Are the complements of homeomorphic compact connected subsets homeomorphic?

[AKG]

Let A and B be compact connected subsets of the plane, homeomorphic to one another. Are their complements homeomorphic?

I think they are. If A and B are empty, there's nothing to prove. Otherwise, let C denote the complement of A, let D denote the complement of B. We look at the connected components of C and D. Each will have one unbounded component with one hole in it. The unbounded component of C should be homeomorphic to the unbounded component of D. The rest of the components of C are bounded and, I believe, contractible and/or simply connected (are the two equivalent in the plane?). I want to argue that since A and B are homeomorphic, C and D have an equal number of these bounded components.
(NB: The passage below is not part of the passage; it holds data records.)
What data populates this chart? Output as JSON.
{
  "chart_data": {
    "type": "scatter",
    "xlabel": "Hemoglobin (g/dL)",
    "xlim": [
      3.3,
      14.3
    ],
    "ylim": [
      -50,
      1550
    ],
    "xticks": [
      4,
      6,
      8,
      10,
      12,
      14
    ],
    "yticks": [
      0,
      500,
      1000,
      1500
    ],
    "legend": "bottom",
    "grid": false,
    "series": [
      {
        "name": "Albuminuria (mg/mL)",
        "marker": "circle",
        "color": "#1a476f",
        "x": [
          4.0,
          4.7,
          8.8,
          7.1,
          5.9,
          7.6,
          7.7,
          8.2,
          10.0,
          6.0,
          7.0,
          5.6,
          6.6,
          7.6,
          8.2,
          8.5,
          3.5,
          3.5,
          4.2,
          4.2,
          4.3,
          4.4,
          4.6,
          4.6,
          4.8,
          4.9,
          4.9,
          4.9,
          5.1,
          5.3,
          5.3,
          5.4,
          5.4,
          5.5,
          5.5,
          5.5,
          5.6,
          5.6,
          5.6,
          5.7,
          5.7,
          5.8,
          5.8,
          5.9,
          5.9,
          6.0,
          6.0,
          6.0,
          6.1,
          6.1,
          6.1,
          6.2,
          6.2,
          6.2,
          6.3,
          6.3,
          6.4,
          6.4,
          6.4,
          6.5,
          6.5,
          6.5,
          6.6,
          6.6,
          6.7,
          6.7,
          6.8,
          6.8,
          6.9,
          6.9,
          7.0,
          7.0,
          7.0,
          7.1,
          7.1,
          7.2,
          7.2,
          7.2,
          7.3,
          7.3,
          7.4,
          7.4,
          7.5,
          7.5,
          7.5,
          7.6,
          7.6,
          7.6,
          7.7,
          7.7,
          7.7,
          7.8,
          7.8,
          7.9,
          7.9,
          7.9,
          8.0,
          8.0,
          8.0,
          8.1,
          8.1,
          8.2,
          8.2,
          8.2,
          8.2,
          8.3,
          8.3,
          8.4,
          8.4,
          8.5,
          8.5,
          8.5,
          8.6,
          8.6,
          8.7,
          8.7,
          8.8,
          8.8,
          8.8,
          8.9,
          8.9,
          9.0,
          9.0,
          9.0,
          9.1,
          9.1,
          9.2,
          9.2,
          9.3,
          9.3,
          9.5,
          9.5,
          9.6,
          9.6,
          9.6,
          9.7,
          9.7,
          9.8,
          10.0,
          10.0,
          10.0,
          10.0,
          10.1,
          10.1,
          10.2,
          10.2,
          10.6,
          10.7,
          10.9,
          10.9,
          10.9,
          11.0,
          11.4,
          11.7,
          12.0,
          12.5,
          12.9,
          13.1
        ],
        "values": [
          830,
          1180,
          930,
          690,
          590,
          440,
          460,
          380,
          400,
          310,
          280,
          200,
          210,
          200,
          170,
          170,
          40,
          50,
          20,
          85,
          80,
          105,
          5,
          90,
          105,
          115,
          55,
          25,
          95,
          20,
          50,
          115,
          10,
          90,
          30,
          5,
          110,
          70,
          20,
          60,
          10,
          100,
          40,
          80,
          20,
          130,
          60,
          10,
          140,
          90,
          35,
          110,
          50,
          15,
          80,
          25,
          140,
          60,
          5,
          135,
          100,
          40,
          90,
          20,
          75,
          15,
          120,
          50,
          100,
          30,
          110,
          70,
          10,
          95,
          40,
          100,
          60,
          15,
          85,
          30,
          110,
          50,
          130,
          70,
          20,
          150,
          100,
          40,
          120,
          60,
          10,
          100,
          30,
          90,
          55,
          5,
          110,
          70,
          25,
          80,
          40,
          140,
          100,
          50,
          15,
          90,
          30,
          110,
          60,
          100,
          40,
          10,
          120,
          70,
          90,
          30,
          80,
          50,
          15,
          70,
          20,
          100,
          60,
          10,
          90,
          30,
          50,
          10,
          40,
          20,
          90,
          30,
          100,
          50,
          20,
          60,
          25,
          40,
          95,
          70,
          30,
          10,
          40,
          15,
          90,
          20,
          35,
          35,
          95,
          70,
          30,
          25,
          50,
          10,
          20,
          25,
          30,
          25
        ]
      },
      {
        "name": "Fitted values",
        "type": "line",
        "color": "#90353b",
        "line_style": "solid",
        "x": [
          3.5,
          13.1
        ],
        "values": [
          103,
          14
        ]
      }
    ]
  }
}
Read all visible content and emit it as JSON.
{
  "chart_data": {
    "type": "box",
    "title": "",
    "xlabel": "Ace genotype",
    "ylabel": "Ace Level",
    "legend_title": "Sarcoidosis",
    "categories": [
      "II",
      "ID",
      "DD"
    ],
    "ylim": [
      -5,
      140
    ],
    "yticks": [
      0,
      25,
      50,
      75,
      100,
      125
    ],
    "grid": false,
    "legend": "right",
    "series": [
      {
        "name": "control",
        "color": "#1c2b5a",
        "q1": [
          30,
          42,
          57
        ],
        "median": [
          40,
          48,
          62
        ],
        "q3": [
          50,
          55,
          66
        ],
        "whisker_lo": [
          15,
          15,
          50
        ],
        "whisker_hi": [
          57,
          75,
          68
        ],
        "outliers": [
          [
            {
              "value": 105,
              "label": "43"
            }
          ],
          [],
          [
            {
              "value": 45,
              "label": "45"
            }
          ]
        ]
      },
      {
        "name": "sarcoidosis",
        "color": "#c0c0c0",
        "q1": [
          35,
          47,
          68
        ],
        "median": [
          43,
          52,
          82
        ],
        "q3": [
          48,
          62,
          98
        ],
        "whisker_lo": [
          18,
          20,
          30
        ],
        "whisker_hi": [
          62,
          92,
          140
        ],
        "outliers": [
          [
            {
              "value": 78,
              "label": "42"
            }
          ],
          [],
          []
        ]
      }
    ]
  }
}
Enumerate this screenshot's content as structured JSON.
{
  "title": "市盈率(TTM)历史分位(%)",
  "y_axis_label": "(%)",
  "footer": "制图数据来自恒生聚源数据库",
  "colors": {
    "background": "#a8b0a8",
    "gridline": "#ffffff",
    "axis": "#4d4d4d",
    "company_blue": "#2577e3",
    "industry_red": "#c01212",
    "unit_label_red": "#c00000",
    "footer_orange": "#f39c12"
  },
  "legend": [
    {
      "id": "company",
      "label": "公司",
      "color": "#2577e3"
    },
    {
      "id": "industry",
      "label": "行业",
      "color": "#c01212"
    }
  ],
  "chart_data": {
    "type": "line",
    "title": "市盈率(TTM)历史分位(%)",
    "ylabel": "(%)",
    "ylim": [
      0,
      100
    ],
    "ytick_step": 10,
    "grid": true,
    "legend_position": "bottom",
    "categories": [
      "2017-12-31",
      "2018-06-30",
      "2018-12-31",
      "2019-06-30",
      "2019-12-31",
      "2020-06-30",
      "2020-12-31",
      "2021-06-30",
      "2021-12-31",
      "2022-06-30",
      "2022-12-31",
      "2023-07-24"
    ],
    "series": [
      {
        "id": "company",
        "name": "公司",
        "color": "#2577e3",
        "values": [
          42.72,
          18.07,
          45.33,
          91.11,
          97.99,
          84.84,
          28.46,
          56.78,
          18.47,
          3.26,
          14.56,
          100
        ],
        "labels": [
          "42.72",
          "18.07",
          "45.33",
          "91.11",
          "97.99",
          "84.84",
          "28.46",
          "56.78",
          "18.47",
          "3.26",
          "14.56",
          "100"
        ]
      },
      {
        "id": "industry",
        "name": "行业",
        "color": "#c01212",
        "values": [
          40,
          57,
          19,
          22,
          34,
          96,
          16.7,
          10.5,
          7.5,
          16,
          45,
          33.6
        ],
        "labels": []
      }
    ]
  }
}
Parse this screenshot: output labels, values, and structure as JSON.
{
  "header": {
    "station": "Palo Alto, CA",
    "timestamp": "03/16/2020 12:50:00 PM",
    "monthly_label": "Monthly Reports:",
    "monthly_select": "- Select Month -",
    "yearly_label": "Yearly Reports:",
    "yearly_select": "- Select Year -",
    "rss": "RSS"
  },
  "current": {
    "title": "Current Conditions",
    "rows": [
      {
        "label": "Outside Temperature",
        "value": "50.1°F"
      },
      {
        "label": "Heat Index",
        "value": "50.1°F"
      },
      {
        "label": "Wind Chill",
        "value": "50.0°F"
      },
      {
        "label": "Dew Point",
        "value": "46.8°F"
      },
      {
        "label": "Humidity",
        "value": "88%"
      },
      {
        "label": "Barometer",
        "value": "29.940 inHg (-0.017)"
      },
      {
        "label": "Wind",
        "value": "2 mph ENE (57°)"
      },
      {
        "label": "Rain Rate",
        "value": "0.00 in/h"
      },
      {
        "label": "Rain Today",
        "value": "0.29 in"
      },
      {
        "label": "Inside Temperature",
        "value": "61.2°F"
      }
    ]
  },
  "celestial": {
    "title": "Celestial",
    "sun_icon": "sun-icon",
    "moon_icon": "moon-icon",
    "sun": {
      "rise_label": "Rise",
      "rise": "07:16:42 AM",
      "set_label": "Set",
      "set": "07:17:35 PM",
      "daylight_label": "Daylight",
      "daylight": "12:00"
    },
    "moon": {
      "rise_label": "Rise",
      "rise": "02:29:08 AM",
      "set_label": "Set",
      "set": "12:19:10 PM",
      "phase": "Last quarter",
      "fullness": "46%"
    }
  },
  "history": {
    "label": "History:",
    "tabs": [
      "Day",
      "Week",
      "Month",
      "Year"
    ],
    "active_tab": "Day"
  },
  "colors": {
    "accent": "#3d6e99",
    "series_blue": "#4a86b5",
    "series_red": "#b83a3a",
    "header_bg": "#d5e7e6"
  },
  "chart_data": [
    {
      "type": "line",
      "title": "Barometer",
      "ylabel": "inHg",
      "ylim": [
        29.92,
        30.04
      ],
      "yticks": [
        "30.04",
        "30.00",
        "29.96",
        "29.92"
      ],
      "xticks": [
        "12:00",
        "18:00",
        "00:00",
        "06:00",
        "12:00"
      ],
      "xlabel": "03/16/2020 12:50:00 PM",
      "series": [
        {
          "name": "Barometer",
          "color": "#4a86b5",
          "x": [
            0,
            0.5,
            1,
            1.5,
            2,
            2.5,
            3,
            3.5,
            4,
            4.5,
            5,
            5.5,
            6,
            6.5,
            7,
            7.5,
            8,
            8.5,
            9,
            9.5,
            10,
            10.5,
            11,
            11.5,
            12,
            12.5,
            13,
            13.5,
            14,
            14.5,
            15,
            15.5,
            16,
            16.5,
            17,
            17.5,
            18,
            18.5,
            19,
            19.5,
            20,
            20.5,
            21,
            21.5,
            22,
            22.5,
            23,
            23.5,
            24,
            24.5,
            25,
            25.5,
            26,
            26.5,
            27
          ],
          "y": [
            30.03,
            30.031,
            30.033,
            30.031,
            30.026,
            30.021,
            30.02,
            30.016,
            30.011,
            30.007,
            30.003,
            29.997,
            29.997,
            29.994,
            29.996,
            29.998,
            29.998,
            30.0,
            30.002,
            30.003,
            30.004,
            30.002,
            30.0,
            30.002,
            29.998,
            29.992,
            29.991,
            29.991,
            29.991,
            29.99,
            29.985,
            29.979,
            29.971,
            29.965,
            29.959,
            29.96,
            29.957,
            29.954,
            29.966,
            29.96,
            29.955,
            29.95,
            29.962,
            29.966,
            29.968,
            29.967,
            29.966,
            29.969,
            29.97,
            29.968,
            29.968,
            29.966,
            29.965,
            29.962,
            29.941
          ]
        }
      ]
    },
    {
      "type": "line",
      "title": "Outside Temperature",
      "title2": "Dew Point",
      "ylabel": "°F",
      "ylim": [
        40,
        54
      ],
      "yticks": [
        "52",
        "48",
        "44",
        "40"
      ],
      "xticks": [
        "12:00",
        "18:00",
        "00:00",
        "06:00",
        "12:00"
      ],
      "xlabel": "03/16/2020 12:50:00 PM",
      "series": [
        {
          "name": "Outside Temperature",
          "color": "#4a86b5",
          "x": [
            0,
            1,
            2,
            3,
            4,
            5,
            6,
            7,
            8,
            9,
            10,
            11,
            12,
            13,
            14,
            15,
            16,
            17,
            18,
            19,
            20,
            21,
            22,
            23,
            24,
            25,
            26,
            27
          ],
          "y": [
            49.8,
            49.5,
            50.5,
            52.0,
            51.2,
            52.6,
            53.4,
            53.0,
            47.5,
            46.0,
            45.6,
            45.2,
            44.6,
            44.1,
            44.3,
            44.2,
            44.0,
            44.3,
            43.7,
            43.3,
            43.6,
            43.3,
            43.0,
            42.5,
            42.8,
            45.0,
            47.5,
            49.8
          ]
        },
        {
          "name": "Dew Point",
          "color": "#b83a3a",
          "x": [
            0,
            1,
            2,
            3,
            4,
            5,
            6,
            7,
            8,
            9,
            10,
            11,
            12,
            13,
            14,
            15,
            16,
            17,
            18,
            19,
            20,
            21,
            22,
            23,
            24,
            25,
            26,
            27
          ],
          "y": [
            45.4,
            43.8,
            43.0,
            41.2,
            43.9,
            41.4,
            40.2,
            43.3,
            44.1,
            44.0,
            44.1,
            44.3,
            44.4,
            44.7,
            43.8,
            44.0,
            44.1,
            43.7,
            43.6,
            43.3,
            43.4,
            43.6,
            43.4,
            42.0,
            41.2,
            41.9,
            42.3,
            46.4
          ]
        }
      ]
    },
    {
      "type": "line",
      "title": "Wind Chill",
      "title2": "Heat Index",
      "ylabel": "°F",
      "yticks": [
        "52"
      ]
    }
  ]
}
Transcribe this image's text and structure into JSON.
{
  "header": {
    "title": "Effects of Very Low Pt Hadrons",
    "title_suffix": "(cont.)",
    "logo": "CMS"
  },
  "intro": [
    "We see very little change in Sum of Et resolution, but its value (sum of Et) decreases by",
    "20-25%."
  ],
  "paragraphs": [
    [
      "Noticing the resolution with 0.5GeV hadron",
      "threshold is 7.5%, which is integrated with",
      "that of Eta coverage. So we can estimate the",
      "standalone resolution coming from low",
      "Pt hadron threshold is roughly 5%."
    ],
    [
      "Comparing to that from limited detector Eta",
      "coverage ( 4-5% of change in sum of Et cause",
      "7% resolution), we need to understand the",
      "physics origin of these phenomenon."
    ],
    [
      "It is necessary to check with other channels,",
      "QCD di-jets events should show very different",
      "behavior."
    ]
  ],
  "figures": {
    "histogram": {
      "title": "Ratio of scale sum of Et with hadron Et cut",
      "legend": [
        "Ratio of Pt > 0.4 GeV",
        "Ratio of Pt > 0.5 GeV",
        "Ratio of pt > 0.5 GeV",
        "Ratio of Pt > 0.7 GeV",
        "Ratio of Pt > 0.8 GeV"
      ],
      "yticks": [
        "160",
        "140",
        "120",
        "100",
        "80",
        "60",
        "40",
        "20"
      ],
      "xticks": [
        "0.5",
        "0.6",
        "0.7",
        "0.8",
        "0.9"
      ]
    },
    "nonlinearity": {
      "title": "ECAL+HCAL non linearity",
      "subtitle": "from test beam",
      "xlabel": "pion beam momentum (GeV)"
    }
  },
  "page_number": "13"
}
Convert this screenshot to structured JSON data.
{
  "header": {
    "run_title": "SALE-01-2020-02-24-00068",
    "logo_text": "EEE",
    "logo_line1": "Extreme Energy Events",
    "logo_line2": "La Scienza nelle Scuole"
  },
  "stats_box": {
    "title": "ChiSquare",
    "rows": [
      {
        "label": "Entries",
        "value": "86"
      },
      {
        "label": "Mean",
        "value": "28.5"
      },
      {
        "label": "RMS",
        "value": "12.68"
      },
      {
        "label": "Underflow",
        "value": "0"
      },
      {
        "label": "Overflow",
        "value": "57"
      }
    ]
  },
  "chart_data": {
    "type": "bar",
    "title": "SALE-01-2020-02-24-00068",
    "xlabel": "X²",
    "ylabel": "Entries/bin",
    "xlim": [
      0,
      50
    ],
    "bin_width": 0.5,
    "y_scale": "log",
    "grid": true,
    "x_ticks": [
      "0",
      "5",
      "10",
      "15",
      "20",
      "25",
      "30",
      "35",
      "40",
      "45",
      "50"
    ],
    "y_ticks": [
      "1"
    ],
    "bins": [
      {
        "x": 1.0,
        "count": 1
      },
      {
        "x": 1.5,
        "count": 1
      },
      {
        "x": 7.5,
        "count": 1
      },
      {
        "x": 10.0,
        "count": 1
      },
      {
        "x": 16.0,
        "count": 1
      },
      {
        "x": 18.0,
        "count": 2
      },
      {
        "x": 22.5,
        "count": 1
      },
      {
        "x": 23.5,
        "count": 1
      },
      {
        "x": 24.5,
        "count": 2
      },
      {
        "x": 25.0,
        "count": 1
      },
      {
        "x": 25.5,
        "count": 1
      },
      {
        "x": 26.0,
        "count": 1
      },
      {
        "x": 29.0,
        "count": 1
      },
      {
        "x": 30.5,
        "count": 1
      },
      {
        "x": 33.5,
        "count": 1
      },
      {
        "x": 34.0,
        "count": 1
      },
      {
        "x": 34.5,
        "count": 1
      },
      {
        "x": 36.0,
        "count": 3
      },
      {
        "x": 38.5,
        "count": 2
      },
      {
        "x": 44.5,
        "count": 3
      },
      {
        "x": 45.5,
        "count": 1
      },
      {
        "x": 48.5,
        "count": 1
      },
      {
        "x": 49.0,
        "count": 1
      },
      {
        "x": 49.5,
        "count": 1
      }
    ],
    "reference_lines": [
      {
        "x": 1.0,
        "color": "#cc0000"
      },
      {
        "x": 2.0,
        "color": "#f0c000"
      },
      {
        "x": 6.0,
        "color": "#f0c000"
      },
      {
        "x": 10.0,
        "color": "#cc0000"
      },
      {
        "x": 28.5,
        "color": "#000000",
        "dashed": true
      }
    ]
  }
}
I also want to argue that any two bounded, open, connected, contractible and/or simply connected subsets of the plane are homeomorphic. Actually, it might even be that any two open contractible subsets of the plane are homeomorphic. If this is so, then in technical terms, I believe we can find a bijection f from the collection of connected components of C to the collection of connected components of D such that X is homeomorphic to f(X). Since each X is open, I would like to argue that this induces a homeomorphism from all of C to all of D.

Is the above good?

 

[Hurkyl]

Is this a homework question, or something you want to use to prove a homework question?

 

[AKG]

Neither...

 

[matt grime]

Then why is it in the homework section?

 

[AKG]

Oops, force of habit I guess. It should be moved, but it doesn't matter to me.

 

[StatusX]

I believe this theorem is true, although it does not generalize to R³, with alexander's horned sphere as a counterexample. Your argument isn't quite rigorous, and it will take some work for it to handle pathological examples similar to the horned sphere that may arise in 2D.

 

[Palindrom]

Any two open, simply connected subsets of the plane are homeomorphic. We know that thanks to the Riemann mapping theorem in complex analysis.

 

[AKG]

It seems the hard part to prove is the following:

Suppose A and B are connected compacts in the plane, homeomorphic to one another. If A^C has a connected component that is simply connected, so does B^C.

It seems obvious, but how would one go about proving it?